Shirahime menopang dagunya dengan tangannya.
“Makan bersama, bekerja, berciuman saat ingin, tidur bersama, dan begitu terus sampai kita jadi kakek-nenek.”
“......Ah.”
“Tapi, aku tidak takut.”
Shirahime tersenyum lebar.
“Karena aku bersamamu, Toui-kun.”
Aku benar-benar menyukai senyum Shirahime. Saat dia tersenyum bahagia, aku juga merasa bahagia. Namun, kali ini aku tidak bisa membalas senyumannya.
Aku bahagia, tapi... apakah Shirahime benar-benar baik-baik saja dengan ini?
Apakah aku bisa terus membuatnya tersenyum seperti ini di masa depan?
◆ ✧ ₊ ✦ ₊ ✧ ◆
Ketika Shirahime pergi ke Tokyo, aku menjalani kehidupan yang serampangan. Di luar waktu yang kuhabiskan dengan Shirahime, semua hal lain tampak tidak ada artinya.

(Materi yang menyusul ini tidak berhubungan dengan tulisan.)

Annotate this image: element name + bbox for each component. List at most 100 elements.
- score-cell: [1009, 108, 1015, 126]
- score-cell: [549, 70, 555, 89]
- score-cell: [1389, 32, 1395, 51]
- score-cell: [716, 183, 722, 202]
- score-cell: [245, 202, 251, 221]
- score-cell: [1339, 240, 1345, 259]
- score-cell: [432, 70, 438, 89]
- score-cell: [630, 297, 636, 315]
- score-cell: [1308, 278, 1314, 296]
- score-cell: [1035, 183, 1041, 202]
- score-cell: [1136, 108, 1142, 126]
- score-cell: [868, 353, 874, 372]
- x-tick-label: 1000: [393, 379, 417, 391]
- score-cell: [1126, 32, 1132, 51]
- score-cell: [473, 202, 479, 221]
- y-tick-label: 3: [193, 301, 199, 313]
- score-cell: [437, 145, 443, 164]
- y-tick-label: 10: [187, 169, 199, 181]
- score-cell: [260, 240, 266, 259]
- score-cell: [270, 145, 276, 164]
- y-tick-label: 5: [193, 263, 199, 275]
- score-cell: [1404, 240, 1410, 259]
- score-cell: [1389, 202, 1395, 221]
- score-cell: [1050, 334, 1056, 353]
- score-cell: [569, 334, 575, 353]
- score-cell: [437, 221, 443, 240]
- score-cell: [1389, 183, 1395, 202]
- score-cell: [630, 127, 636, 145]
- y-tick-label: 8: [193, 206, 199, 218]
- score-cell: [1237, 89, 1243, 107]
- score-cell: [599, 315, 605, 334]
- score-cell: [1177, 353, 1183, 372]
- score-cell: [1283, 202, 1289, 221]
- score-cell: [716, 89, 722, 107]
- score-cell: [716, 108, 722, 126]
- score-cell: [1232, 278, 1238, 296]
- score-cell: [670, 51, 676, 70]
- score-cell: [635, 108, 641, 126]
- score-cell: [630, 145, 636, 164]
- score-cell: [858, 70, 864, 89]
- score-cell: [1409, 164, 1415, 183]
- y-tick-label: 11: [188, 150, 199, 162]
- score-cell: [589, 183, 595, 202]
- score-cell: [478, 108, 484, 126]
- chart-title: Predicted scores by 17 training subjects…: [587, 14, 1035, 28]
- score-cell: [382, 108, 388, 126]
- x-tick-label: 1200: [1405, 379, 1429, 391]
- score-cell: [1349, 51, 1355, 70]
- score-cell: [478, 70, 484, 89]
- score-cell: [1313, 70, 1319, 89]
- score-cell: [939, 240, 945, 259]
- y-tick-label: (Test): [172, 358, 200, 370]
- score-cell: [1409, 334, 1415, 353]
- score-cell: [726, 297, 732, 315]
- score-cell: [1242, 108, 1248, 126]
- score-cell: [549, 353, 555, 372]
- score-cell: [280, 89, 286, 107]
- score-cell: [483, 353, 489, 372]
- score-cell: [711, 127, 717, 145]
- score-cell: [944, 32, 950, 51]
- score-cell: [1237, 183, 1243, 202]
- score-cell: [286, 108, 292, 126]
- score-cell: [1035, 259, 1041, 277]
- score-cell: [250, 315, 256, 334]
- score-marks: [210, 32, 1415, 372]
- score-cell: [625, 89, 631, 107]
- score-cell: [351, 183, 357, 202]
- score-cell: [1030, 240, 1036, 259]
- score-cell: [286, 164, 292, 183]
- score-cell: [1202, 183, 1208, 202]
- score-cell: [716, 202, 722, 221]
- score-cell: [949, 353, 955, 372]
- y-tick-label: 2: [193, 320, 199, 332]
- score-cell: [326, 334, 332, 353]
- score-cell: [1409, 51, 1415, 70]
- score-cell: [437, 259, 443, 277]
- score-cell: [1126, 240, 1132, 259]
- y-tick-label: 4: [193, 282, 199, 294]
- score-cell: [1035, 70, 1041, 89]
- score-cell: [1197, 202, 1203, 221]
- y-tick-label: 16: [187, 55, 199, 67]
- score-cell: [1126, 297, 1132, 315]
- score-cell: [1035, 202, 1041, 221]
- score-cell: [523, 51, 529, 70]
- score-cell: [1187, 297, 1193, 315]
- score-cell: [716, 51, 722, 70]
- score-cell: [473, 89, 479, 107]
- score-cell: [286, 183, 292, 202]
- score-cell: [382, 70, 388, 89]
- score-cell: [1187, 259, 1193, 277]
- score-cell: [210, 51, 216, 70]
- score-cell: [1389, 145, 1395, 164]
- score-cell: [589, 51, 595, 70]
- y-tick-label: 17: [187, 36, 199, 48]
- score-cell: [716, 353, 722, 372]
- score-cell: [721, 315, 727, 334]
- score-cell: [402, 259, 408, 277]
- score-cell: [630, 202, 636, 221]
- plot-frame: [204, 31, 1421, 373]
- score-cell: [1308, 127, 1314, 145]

Pada suatu sore, bel rumah berbunyi. Di monitor terlihat...
“......Masato-san? Ada apa...?”
‘Toui-kun...? Syukurlah kamu di rumah. Nah, Rira ada di Tokyo sekarang, kan? A
ku mendengar dari Rira tentang ini. Aku ingin bicara sedikit tentang apa yang dia ceritakan padamu.’
“......Itu cerita yang kedua kalinya, bukan? Terlalu banyak bekerja hingga lupa, ya?”
‘Tidak, bukan itu. Rira masih menyembunyikan sesuatu.’
“Eh...?”
Saat aku mengeluarkan suara serak, Masato-san bertanya dengan pelan.
‘Apakah kamu ingin mendengar? Kisah masa lalu Rira yang sebenarnya.’